I realised quite soon that she was having contractions. I could feel her stomach tightening under my hand, making her whole body respond in quivers. I stroked her and spoke to her. The contractions seemed to come in clusters of three, in relatively quick succession, then ease off, before coming again. When they came she braced her foot against my hand, pushing hard, until the feeling had passed.

I’d just thought we should get some towels; the standard panic response to a mother in labour. At that moment I felt warm heat spreading down my legs. Her waters had broken. The kittens were really coming. She lay there, unconscious, it seemed, of what was about to happen. I could feel the movement of her kittens under my hand, through her fur, through her tightening abdomen.

The first kitten slipped out, a wet little thing. The wet, dark body, tiny claws with curiously splayed, blunted tips, the little whip of the tail. The blunt nose, folded in ears, and closed eyes. Then the afterbirth came, curiously solid and meaty, an organ in its own right. Sputnik curled herself down to eat this. While the blind little kitten nuzzled towards the first teat it could find, she bent her head and sliced through the umbilical cord with razor teeth, then devoured the afterbirth. She set herself to licking her newborn dry, unquestioning of the strangeness of this thing that had occurred. She just knew what to do.

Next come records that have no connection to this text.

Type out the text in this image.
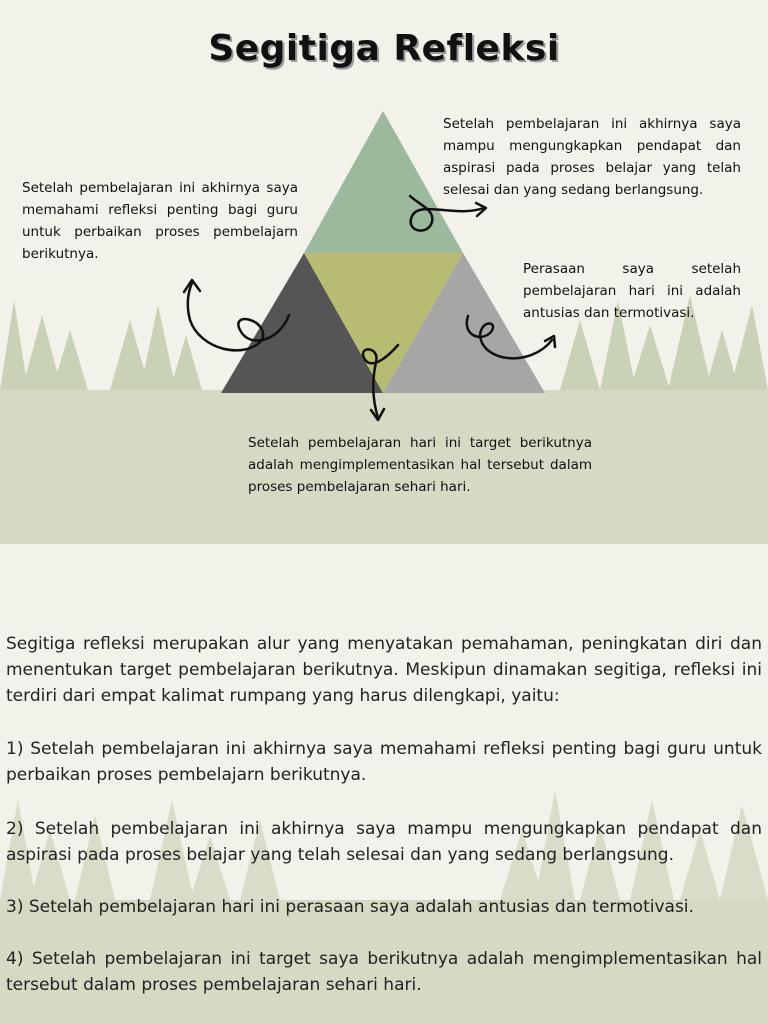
Segitiga Refleksi
Setelah pembelajaran ini akhirnya saya memahami refleksi penting bagi guru untuk perbaikan proses pembelajarn berikutnya.
Setelah pembelajaran ini akhirnya saya mampu mengungkapkan pendapat dan aspirasi pada proses belajar yang telah selesai dan yang sedang berlangsung.
Perasaan saya setelah pembelajaran hari ini adalah antusias dan termotivasi.
Setelah pembelajaran hari ini target berikutnya adalah mengimplementasikan hal tersebut dalam proses pembelajaran sehari hari.
Segitiga refleksi merupakan alur yang menyatakan pemahaman, peningkatan diri dan menentukan target pembelajaran berikutnya. Meskipun dinamakan segitiga, refleksi ini terdiri dari empat kalimat rumpang yang harus dilengkapi, yaitu:
1) Setelah pembelajaran ini akhirnya saya memahami refleksi penting bagi guru untuk perbaikan proses pembelajarn berikutnya.
2) Setelah pembelajaran ini akhirnya saya mampu mengungkapkan pendapat dan aspirasi pada proses belajar yang telah selesai dan yang sedang berlangsung.
3) Setelah pembelajaran hari ini perasaan saya adalah antusias dan termotivasi.
4) Setelah pembelajaran ini target saya berikutnya adalah mengimplementasikan hal tersebut dalam proses pembelajaran sehari hari.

Three kittens came this way, over three hours. Short by human terms, but a long time to sit in a chair under a labouring cat. One little black and white slip of life, one white and tabby, another black and white. My husband came and went, with towels to sop up the amniotic fluid, water for me to drink, and to crouch by the chair to make sure the new kittens didn’t fall as they came into the world.

When all was settled, we finally moved them. I eased myself out of my towelling bathrobe, bundled mother and babies up carefully together, and transplanted them, bathrobe and all, into a clean litter tray cushioned with a folded towel. From there, they went to live on our bed, and there they stayed.

I couldn’t have had a better gift, after days of turmoil, than to share this birth. For three hours all I had to do was soothe Sputnik through her labour pains and welcome her babies into the world. She’s besotted with her new children, and so am I.

 

Image description: photo of a black and white adult cat called Sputnik sitting on a purple sheet against a green garden background.
Image description: photo of three kittens on blue towelling. One black and white kitten trying to sleep, with a black and white and a tabby and white kitten play fighting beside her.